Tak Talk Blog- Camp Takajo – July 8, 2019

By July 8, 2019 Tak Talk
Camp Takajo in Naples, Maine, USA

We are firing on all cylinders at Camp Takajo, and this was perhaps our most active day of the season. Picture perfect skies and temperatures in the eighties provided the perfect backdrop for the action-packed day. Our Warrior Braves (finished third grade) departed after breakfast for their first group trip to Seacoast Adventure Center, where they enjoyed an awesome day playing mini golf, going down tube rides, and a special treat, stopping at McDonald’s for lunch.

Takajo hosted five camps at our annual climbing competition, and our boys performed beautifully, scaling our wall against healthy competition. Some of our twelve-year-olds participated in a round-robin soccer tournament at a neighboring camp. Other twelve-year-olds stayed home at Takajo and hosted another soccer tournament on our turf. Our fourteen-and-under hockey team took their talents on the road and competed away. The thirteen- and fifteen-and-under tennis players, who have not had a chance to play in a tennis invitational yet this summer, had the opportunity to participate in a tennis tournament all throughout the day. Our fifteen-and-under football team took to the gridiron and competed in a physical, round-robin football tournament, which for many was the thrill of their summer.

On this bright, sunny day accompanied by a cool breeze, our golfers took to the links, where they played eighteen holes at Point Sebago Resort, a beautiful course only five miles from camp, which recently held the Maine Open Golf Championship.

Our fourteen-year-old boys took a hot shower, slapped on some cologne, and made their way to Camp Vega for dinner before heading north to settle on the banks of the Kennebec River. They will meet up with the ladies of Camp Vega early tomorrow morning to enjoy a full day of white water rafting.
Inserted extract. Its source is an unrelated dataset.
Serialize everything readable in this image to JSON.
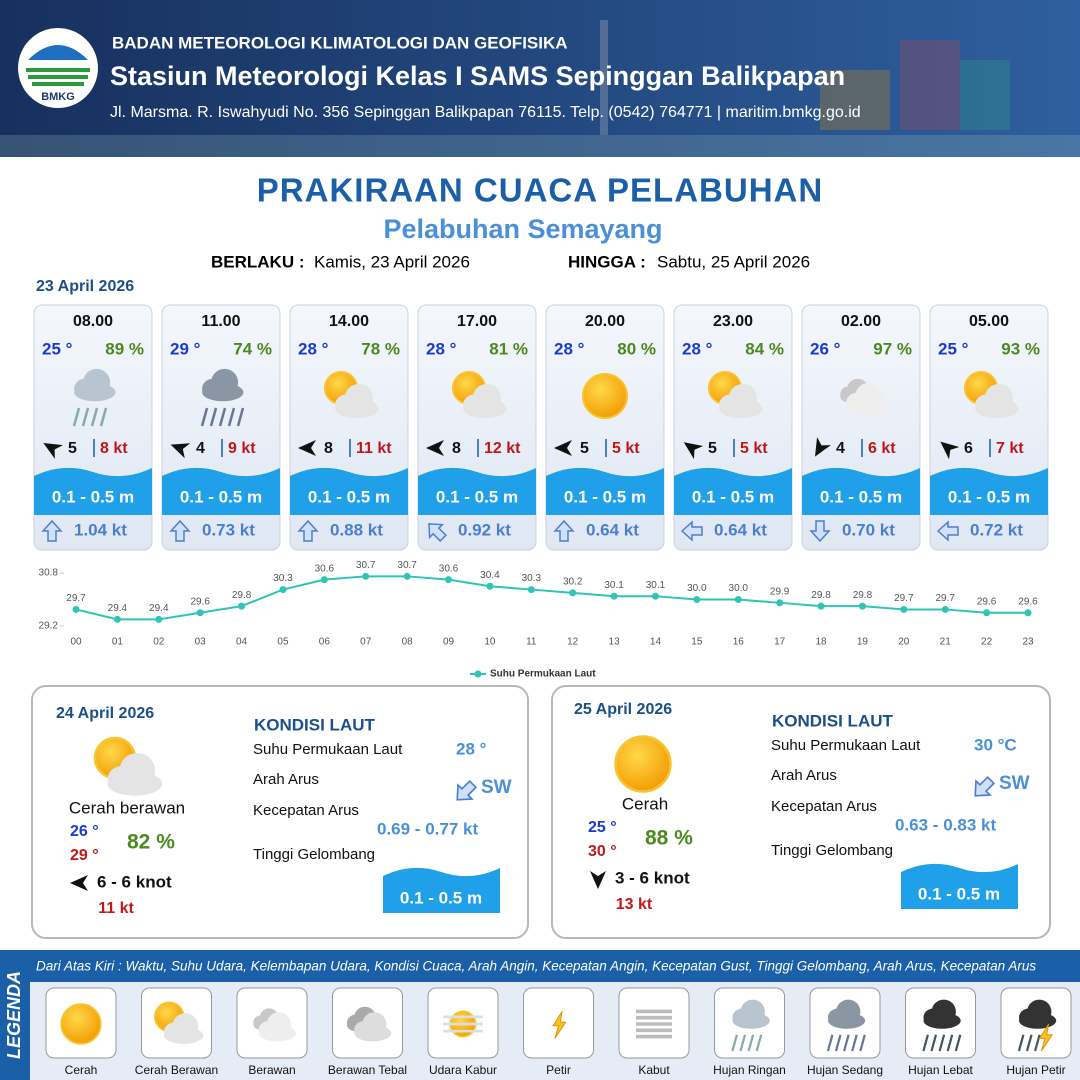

Over the last few days, I have had some wonderful, constructive conversations with a few anxious parents. Admittedly, it is challenging for a parent to glean substantial information about their son’s experience when their only real contact is an occasional letter or phone call. As parents, we often want to try to control and guide our children. With the best of intentions, we are often handicapping them from mastering the skills they will require later in life.

I recently had a conversation with a camp mother who was concerned about her son making connections in camp. She was somewhat insistent that we create a special program for her son, take him out of the activities that make him feel insecure, and allow him to only participate in the activities that he enjoys. At first consideration, this makes perfect sense.

Camp Takajo in Naples, Maine, USANo one likes to be out of their comfort zone and look awkward in front of their peers. However, by removing a child from his peers and isolating him to focus solely on the activities of his choice, we run the risk of preventing a child from mastering very important skills he will need later in his life.

Boys make connections by doing, not by talking or watching. When boys are engaged and active, they feel connected to the group, regardless of one’s skill level. An active boy develops self-confidence. In turn, he will then be more willing to leave his “comfort zone” and take healthy risks. Experiencing new situations and activities lead to learning how to succeed outside of our comfort zones and is an important tool our children will surely value as well-adjusted adults.

As adults, we are faced to challenge our own insecurities every day. Whether it’s making a presentation at a business meeting or walking into an uncomfortable social event; if this puts you outside your comfort zone, it can be incredibly awkward. When parents advocate for their sons to avoid unfamiliar activities, the parents are doing what they believe is in their sons’ best interest. In fact, they are removing their son from what I refer to as a healthy struggle.

Clearly, our mission at camp is not to put children in uncomfortable situations, but I believe our boys make better connections by performing as part of a group or team and not by avoidance or spectating. The Takajo program allows our campers to participate in a wide variety of activities with boys of their own developmental level. Our hope is that by having children participate in a multitude of activities, they will gain new skills, confidence, and stronger connections with their friends.